How we designed Eppo Reports to facilitate a shared experimentation journey across an org
The CPO gets an email with an experiment report. It has a big wall of text and numbers, and gets a reflex response, “this is going to take a while to understand — Snooze.” The cognitive load of unnecessary metrics, statistical inputs, and a lack of context put the email at the bottom of the pile. The CPO’s lack of attention eventually becomes a narrative of “we don’t have an experimentation culture here.”
At Eppo, we believe intentional and opinionated design unlocks experiment culture. Our latest launch is a great example.
Eppo provides trustworthy and user-friendly metric report cards supported by a best-in-class statistical engine. However, customers faced difficulties sharing those narratives with a wider audience. They’d spend hours copying metric results, charts, and data from Eppo into Google Docs to generate a curated report for their experiments. And after all that time, the Google Doc would be confusing and untrustworthy, with data going stale and there being insufficient context of the experiment. All of this strengthened our commitment to providing users with tools to create reports within Eppo, and export them for easy sharing.
We focused on these principles when designing and building Eppo Reports:
Flexibility — Meeting Users Where They Are: Drawing inspiration from Notion, we have adopted a similar block framework as the foundation for Eppo Reports. Blocks are a familiar way to structure the data model into defined units and convey the available functionalities to users. Whether it's text, lists, charts, metric dashboards, and more, all are presented as blocks, giving Product Managers and Data Scientists the flexibility to craft their narratives. Furthermore, this approach establishes a foundation for future collaborative features, including embedding Eppo blocks into Notion pages or other tools, facilitating comments, and much more.
Source of Truth — Up to Date and Context-Driven: We designed Reports so that a low-context user can jump in and know exactly what is being tested. Every experiment comes with an executive summary card containing the hypothesis, key takeaways, and the decision of the experiment, with more block types coming.
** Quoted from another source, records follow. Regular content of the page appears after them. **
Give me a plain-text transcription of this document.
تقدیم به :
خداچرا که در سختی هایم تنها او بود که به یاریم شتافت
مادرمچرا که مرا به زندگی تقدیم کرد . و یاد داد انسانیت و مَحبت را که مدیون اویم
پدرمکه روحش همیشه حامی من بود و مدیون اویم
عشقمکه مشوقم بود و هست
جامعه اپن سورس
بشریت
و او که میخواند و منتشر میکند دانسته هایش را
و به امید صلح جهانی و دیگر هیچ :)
We began with core context items such as images of the variants being tested, metric results, and slice-and-dice explore charts. These experiment-specific blocks stay up to date with every data refresh, making a report useful not only after an experiment is complete but also for the duration of the experiment run time for weekly experiment meetings.
Compelling, Readable, and Beautiful: Our overarching goal was to reduce the cognitive load of understanding an experiment and make people feel excited to share their work. We explored different page structures, such as modular dashboards or infinite whiteboards, but ultimately chose a document experience with a slight twist. Documents and presentations are the best way to tell a linear story, so we combined those two elements resulting in cards and blocks. Cards are containers for your blocks that create sections for easy content separation when reading it like a document. When you’re ready to present your experiment to the executive team or at your weekly experiment meeting, each card becomes its own page of a slide. Your Eppo report is now a beautiful presentation without any extra steps.
Discoverable, Institutionalized Knowledge: A significant aspect of nurturing an experimentation culture involves transforming experiment insights into institutional knowledge. Curated reports will be centralized within Eppo's knowledge base, enhancing their discoverability across teams and providing an accessible entry point for executive stakeholders to see what has proven effective and what hasn't. This comprehensive approach ensures that the fruits of experimentation are preserved and built upon, fostering a culture of continuous improvement.
Eppo Reports simplifies the way growth teams communicate their successes and learnings. While ad-hoc dashboards can meet a specific need, they often leave executives and low context team members scratching their heads, missing the essential "why" behind an experiment's significance. Eppo Reports facilitates a shared experimentation journey that technical and non-technical users alike can celebrate and leverage.